I ordered the 4850 for 143 euro yesterday. I hope radeonhd will support it soon. Even if some nvidia cards offer better buck/performance (especially new 9800gtx to be sold for 199$ - ~150 euro) I'll put my money where my mouth is.  I hope this will drive other vendors to open the specs for their hardware.

----------

## asturm

As far as I have seen, 4850 is at least on par with the performance of 9800 GTX.

There's even initial 4850 support in xf86-radeon-ati through AtomBIOS, but no 2D/3D acceleration yet.

----------

## Evincar

Yes, the 4850 is a very serious contender in terms of price/performance againts the Nvidia offerings, something that has not happenned for quite a while. I am wondering how the 4650 will turn out. That card could give very solid performance for something 100€!!! 
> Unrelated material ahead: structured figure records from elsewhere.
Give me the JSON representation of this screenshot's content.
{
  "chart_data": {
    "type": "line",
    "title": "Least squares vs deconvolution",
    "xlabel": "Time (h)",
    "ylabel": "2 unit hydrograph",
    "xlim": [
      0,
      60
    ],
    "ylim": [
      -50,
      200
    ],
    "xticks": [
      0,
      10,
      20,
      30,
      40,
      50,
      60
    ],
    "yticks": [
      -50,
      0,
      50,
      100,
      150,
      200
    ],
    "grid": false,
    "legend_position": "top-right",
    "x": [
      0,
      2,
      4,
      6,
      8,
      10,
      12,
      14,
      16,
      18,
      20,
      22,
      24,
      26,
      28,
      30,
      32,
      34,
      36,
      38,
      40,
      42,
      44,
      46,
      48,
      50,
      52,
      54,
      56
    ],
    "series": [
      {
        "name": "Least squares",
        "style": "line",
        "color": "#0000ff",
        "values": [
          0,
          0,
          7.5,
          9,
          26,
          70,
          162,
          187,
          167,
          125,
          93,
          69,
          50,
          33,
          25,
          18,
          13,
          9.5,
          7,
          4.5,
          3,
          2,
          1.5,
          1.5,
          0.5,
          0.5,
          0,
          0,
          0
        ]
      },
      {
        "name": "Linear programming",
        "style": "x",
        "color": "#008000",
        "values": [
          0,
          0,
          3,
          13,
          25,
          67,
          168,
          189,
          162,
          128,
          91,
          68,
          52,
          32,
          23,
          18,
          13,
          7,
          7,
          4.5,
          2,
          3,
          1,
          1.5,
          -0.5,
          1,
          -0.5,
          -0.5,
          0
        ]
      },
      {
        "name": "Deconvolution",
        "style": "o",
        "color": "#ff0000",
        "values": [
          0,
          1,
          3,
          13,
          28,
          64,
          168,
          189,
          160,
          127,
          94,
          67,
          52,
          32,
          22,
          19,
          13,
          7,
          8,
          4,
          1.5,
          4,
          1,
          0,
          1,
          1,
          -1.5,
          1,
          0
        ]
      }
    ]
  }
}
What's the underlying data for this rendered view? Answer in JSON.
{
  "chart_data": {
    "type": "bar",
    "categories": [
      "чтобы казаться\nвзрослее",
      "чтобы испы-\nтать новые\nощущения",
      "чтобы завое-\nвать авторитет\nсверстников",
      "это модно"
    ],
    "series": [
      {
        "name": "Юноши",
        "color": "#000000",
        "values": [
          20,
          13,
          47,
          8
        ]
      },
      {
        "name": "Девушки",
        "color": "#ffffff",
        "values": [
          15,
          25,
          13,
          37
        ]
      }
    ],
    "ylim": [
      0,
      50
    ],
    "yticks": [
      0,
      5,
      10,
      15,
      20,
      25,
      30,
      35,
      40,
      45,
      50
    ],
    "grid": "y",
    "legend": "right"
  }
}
I bet we will soon be seeing benchmarks in phoronix, and honestly I expect the 4850 to slaughter the opposition under Linux. AMD seems dead serious about their support. Now, if they could only fix the R500 mess...

----------

## crazycat

2.6.26-rc7 has some dri updates that enable r500 acceleration, so does radeonhd git. It's still very alpha, but you can see the effort and even contribute if it's moving too slow for you. After years of using proprietary drivers I'm deadly determined to buy only the hardware that has open specifications. A year ago I was very sceptical when ATI announced that they'll open the 3d specs. But looks like it wasn't just bullshit. Also I know how hard it is to write drivers, especially for multiprocessor machines. The usable r700 radeonhd is probably 1-2 years away, still I feel good paying amd for an effort.

----------